The first stop on our CRUISE TO ANTARCTICA was at Stanley, a seaside town in the British Overseas Territory of the Falkland Islands. With only one day in Stanley, we made the most of it by choosing experiences where we could actively explore and learn about the history and natural environment. We went on two short hikes on the outskirts of town and also visited a few attractions in Stanley.

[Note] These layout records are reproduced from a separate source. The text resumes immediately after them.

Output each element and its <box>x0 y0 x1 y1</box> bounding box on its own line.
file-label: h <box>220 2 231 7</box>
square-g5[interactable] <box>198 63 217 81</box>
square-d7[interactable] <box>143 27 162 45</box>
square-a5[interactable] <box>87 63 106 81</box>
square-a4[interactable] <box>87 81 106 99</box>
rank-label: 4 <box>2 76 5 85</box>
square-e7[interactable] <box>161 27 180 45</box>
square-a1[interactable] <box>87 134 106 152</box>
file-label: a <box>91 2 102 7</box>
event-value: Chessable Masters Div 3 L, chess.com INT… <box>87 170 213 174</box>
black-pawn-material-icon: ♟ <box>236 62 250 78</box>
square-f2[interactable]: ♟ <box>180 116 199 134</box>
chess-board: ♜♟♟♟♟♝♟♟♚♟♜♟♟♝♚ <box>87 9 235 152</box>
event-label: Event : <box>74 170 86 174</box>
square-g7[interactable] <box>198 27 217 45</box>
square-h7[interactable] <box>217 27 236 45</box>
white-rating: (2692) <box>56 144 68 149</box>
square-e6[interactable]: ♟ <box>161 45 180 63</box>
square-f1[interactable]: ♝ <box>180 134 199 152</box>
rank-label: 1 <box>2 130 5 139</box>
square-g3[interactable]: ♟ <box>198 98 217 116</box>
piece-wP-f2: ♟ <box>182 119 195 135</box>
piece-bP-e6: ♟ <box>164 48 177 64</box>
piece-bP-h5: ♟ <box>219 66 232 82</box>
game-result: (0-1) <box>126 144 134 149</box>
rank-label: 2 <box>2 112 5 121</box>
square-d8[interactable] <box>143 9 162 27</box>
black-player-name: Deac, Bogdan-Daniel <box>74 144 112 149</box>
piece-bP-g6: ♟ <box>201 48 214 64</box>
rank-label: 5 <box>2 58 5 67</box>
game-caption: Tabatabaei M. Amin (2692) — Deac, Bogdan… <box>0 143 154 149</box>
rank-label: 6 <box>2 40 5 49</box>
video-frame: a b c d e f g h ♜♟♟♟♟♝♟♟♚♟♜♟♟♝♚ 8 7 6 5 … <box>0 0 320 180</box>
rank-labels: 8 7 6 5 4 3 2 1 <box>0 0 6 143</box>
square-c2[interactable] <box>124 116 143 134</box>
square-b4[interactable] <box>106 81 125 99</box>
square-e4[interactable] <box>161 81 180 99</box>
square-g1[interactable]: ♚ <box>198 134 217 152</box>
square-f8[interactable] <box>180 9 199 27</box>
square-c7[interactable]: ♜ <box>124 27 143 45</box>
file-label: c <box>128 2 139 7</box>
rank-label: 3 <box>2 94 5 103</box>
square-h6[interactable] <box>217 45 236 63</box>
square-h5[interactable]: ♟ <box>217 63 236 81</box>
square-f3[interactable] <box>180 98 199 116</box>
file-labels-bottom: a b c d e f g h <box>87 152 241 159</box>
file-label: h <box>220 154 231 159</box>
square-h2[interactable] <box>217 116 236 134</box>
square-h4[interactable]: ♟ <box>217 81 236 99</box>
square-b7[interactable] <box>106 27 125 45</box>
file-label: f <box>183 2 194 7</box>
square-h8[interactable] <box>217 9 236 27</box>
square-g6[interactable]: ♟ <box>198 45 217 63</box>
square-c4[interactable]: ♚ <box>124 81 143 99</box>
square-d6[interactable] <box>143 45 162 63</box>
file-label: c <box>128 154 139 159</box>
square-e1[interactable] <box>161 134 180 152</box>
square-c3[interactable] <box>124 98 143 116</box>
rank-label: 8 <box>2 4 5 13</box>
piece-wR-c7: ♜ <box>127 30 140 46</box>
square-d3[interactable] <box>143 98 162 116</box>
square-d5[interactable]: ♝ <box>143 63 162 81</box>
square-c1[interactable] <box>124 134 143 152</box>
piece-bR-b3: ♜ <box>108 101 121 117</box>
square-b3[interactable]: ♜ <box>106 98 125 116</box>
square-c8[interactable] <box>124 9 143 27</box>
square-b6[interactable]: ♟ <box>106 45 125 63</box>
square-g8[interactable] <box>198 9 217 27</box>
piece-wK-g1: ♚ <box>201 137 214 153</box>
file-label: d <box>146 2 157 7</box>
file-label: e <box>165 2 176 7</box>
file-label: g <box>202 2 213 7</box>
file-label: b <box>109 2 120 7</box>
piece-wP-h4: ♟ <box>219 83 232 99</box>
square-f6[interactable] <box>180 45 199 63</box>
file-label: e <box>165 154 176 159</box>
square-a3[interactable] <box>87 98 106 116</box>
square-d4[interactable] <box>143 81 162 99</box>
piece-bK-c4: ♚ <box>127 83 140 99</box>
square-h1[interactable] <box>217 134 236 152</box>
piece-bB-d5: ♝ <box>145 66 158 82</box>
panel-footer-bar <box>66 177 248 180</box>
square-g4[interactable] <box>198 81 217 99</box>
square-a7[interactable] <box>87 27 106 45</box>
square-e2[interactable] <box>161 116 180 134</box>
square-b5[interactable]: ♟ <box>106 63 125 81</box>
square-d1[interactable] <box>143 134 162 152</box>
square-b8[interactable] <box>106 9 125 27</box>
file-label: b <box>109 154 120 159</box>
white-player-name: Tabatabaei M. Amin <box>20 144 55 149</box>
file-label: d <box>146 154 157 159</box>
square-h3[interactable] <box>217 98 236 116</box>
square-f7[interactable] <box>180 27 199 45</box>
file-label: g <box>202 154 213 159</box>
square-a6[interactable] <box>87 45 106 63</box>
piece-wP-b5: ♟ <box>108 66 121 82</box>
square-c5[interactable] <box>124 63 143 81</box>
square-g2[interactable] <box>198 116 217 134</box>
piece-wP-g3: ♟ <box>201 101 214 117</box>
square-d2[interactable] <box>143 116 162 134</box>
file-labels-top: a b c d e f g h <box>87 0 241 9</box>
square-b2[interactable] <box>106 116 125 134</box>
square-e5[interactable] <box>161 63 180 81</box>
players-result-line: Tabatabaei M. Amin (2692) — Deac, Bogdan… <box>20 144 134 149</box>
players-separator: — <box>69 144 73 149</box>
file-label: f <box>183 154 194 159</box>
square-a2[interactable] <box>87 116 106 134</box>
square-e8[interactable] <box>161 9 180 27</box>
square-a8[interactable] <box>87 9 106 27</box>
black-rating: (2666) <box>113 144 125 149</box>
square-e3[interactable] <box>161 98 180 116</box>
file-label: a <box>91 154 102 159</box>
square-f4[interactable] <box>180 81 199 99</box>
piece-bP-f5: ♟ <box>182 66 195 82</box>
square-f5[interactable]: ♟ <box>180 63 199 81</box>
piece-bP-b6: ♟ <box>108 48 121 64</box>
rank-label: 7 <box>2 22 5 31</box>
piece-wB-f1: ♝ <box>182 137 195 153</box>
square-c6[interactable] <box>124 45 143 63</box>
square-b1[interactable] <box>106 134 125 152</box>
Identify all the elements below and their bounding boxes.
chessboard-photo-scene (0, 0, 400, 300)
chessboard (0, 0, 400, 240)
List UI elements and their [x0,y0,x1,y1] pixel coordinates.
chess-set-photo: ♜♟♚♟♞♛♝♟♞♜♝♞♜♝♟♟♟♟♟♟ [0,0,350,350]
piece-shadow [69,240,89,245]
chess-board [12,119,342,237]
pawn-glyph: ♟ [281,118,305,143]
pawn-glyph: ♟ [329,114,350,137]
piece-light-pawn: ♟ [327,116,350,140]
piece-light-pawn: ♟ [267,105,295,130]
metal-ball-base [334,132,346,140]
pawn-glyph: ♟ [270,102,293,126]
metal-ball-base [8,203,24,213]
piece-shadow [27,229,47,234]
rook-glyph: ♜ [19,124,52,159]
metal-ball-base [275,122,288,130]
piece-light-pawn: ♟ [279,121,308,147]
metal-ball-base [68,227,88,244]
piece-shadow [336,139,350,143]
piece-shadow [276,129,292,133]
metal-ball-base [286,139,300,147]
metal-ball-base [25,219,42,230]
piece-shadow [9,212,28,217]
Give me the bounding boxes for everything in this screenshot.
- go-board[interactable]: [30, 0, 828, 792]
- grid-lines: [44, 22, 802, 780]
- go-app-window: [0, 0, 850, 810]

Things to Do in Stanley, Falkland Islands
Stanley is the tiny capital of the Falklands. Located along Stanley Harbour on East Falkland, this colourful town features sea views, cottages, museums, and military monuments. Throughout the town there are several examples of Stanley's British heritage, like red phone boxes and English pubs serving fish and chips. Stanley is situated near some beaches and coves that are home to penguins and other birds, while the surrounding hills are perfect for a nature walk. Whether you choose to explore town, venture out to the surrounding areas, or do a bit of both, you'll find plenty of enjoyable things to do in Stanley in one day.
Walk Around Gypsy Cove
A walk at Gypsy Cove is one of the best things to do in Stanley because of the scenic views and opportunities to see marine mammals, penguins, and other birds. To get to Gypsy Cove we took the shuttle provided by our cruise, but you can also arrange a cab. After visiting Gypsy Cove, we continued walking along the coastline back to the port at Stanley. In total the walk was 7.39 km and took us a relaxed 2.5 hrs. The interpretive trail begins at Yorke Bay and follows above a beach where magellanic penguins like to congregate. The beach is fenced off because it was a minefield area during the Falklands War in 1982, but it's still fun to watch the penguins from a far. As we continued on, there were several better opportunities for viewing penguins, including seeing chicks huddled in burrows in the peat soil. There are a lot of penguin burrows in this area, some right beside the trail so you can peek in from a respectful distance and take a look. From Yorke Bay, the gravel pathway leads to Gypsy Cove. Here there’s a viewing area where you can look out on the sandy cove and surrounding harbour. Occasionally dolphins and sea lions are sighted at Gyspy Cove, but we only saw penguins on the beach and other birds on the cliff edges. After the viewpoint at Gypsy Cove, the trail splits so there’s an option to circle back to the start at Yorke Bay, or continue on to Ordnance Point then back to Stanley. Ordnance Point was one of 14 manned defence sites during World War II and there’s still a mounted gun that can be seen here. In addition to the gun, you can see views of Twelve O’Clock Mountain and Mount Low. After Ordnance Point, the trail continued past tussac grass, ferns, and rocks towards a nice view of Stanley. A little further and we soon arrived at a beach and magellanic penguin breeding site. This beach wasn’t fenced off so we could walk along it and get a close look at the penguins that were hanging around its edge. For the remainder of our walk, the path was framed by grey quartzite on one side and Stanley Harbour on the other. At the end of Stanley Harbour, we arrived at the rusted Lady Elizabeth shipwreck in Whalebone Cove. Built in 1879, the Lady Elizabeth was damaged while rounding Cape Horn in 1913. The ship made it to Stanley for repairs but they were never carried out and the ship was abandoned.